Tuesday, 20 September 2011

Are there really opportunities for SMES in the public sector?

I've written before about the unresolved conflict at the heart of goverment procurement policy - the need to save money and the desire to inolve more SMEs.   It was always likely that for all the rhetoric, money would speak loudest, and government departments would look for savings by aggregating requirements rather than look to the longer term game of stimulating competition.

A couple of other blogs today have provided examples - my friends at Government Opportunities are pointing out that one of the Government's own working groups (on ICT) is saying that things are going backwards - see here.

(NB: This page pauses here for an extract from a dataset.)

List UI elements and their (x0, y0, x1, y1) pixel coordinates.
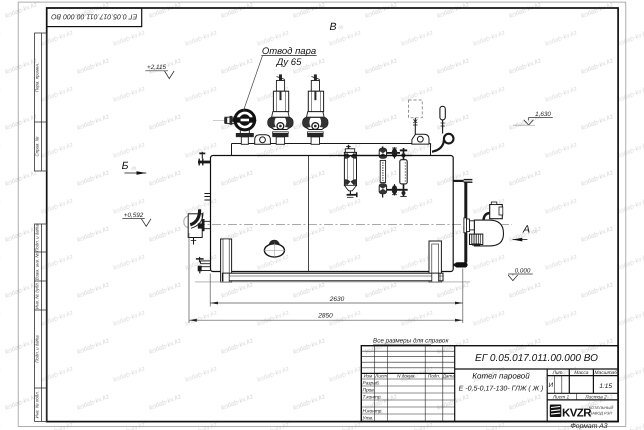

Meanwhile over at Bdaily, they report on the North East Chambers of Commerce calling for the National Procurement Framework for construction to be scrapped because it would disadvantage North East firms without national reach - see here.

These issues get to the heart of the public sector dilemma - if Britain were a private company it would be able to focus on getting the best quality at the lowest price.  Public Sector procurement always has a broader dimension.  Realistically it always it will.  You can call for all decisions to be made purely on a commercial basis, but the Bombardier issue shows that people (and the media) are not happy with that approach.  And what Politician is going to willingly give up the lever of using public funds to create jobs (and votes) for their constitency?

It is always going to be a difficult balance, and we should expect Politicians of all flavours to tailor their proposals to their audience - even if it leads to inconsistency.  I expect cash savings to dominate for at least another year or two, and then as the clamour for action rises, the policy to be revamped to favour the broader agenda - just in time for the next election.